Mairobert fait une  analyste socio-politique typique -jusqu’à la caricature – des critiques des intellectuels français de la fin du XVIIIe siècle, ceux  qui vont diffuser les idées révolutionnaires jusqu’à ce que la révolution les rattrappe, les dépasse et finisse par les guillotiner.

C’est par ailleurs un bon connaisseur des affaires européennes (il a beaucoup de contacts à Londres où il se fait éditer) et surtout (pour nous, à la Shaasm!) un expert pour tout ce qui touche à la marine royale de cette époque (il a été un temps secrétaire de la Marine).
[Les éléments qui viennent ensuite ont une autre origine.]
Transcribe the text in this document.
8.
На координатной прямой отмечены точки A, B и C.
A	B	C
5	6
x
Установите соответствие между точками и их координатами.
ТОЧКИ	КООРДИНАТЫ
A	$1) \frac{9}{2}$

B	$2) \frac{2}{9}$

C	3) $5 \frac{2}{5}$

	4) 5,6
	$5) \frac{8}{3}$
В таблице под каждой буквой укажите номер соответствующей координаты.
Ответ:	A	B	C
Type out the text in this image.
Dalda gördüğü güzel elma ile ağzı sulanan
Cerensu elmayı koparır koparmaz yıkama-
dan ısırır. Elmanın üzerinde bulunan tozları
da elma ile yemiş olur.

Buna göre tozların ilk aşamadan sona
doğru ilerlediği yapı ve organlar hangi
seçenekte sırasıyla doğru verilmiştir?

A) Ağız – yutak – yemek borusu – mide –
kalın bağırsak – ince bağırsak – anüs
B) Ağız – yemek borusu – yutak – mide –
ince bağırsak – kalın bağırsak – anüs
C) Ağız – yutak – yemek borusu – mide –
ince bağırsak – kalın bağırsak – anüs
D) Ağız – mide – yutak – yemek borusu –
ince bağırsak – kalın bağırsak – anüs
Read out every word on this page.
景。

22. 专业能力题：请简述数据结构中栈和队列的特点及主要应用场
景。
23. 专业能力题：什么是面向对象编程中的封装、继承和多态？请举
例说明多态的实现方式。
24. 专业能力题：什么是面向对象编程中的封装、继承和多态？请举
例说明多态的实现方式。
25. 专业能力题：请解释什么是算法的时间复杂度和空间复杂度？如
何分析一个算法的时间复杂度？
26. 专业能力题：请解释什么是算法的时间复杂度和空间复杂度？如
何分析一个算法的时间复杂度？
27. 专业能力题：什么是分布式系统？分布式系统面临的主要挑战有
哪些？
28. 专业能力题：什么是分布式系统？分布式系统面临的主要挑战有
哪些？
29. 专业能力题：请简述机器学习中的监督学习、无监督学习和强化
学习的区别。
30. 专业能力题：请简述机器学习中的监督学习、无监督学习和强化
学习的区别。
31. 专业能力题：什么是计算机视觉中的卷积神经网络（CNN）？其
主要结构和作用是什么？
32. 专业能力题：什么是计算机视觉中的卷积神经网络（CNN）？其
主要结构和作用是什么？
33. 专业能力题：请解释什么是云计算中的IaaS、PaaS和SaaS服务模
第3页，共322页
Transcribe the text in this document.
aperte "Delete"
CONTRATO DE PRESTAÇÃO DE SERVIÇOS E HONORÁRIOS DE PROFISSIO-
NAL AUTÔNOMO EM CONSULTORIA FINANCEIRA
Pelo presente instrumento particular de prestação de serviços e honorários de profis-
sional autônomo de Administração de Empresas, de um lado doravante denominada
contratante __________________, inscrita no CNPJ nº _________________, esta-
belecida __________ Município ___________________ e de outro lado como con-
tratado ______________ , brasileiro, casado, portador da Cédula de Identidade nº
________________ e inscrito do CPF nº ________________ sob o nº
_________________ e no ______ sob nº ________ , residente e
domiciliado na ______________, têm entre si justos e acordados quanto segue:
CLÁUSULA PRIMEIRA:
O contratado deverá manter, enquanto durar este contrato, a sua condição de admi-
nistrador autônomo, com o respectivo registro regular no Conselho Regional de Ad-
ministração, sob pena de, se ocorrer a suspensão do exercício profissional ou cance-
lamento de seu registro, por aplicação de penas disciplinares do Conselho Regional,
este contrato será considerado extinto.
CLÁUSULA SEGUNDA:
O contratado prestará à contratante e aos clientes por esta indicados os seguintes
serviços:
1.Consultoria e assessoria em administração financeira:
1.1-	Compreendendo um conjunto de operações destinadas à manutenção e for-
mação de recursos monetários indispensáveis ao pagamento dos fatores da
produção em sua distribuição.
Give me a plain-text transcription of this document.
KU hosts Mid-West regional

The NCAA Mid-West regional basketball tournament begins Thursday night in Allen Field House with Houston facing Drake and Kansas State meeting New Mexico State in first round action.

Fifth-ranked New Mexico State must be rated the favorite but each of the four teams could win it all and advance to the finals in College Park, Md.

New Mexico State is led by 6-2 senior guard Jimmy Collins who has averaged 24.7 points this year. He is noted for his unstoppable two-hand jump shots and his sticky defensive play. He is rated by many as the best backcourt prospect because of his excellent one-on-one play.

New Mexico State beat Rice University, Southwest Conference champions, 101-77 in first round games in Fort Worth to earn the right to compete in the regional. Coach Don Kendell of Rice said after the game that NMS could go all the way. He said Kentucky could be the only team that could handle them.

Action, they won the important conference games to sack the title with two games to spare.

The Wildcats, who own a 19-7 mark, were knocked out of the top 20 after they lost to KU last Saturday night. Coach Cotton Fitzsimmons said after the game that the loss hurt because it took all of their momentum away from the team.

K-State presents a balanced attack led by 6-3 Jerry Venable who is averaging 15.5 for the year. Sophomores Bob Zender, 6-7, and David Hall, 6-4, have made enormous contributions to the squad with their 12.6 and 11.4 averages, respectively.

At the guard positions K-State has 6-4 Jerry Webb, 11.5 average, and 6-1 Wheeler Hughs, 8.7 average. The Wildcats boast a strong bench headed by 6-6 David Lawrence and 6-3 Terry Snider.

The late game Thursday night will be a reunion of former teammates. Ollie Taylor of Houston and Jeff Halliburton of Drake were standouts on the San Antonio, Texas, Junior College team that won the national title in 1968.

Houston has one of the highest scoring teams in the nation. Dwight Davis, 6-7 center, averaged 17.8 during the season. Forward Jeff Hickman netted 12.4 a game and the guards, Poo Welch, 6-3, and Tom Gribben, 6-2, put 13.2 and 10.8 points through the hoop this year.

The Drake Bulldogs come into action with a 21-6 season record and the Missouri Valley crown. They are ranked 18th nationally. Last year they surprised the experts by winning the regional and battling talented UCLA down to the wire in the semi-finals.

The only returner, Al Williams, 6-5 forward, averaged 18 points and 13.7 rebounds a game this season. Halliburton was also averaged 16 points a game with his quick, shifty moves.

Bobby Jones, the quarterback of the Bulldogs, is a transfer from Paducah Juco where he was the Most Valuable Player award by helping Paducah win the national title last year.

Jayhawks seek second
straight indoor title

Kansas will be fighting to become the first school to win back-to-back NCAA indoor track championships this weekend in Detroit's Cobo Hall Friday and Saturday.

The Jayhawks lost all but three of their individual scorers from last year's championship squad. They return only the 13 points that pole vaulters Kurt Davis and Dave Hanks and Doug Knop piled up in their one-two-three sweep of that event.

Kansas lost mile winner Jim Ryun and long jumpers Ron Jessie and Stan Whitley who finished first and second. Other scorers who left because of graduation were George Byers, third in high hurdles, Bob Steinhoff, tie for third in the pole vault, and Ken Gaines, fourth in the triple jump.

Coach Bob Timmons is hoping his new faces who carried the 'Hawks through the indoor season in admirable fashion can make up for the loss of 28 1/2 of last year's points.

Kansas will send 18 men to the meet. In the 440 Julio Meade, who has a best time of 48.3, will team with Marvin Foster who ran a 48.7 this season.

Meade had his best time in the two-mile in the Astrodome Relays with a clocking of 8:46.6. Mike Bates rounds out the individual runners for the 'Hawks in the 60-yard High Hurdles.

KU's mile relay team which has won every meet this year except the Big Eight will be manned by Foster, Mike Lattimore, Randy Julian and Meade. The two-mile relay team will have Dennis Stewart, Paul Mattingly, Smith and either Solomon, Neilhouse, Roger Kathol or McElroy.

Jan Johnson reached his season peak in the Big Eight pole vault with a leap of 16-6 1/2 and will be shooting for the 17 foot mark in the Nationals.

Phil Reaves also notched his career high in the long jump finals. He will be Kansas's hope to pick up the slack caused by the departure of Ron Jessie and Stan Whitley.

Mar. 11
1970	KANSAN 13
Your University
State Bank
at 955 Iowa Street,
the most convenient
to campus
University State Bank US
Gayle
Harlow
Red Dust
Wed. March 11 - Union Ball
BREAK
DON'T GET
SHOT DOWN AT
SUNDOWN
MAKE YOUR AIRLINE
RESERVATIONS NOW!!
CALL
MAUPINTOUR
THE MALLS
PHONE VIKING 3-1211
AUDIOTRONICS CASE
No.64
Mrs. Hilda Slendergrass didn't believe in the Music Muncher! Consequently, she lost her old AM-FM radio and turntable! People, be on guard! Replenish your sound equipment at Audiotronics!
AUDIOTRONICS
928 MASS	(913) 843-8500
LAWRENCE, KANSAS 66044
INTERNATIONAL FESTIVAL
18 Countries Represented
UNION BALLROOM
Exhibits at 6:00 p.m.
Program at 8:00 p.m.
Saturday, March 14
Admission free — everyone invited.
Pour en témoigner, vous trouverez :….
ici un lien vers la liste des lettres contenues dans les 4 premiers tomes constituant les deux volumes présents à la bibliothèque de la Shaasm, en attendant la liste de toutes les autres ayant pu être identifiées dans les diverses numérisations des tomes suivants trouvées sur les sites visités (en particulier celles de « google livres »)…..).

et ici un lien vers la transcription effectuée par Annick Magon (avec contribution du webmaster) de la lettre XLI intitulée « Projets & préparatifs d’armemens en France. Etat de sa marine. Portraits de ses principaux officiers en cette partie ».

Résumons-nous : ces volumes décrivent, semaine après semaine, les opinions et les critiques d’un personnage sinon célèbre, du moins en vue dans son milieu, sur des sujets fort variés : il y décrit des scènes cocasses, remarquables ou coquines, il exprime son avis tout, tous et toutes, sur la cour, les ministres, les grands, les institutions, les relations internationales, les commerces, les marines, les guerres et les paix; il honore quelques personnages et surtout en accable beaucoup de critiques et de sarcasmes, n’hésitant pas à colporter toutes les médisances et les ragots ramassés dans les salons. Et il déploie beaucoup d’énergie et parfois de talent pour rédiger avec régularité ces « lettres » et pour les diffuser le plus largement possible mais de façon prudemment anonyme :

Ne cherchez plus, Mathieu-François Pidansat de Mairobert n’est simplement qu’un authentique blogueur du XVIIIe siècle!!!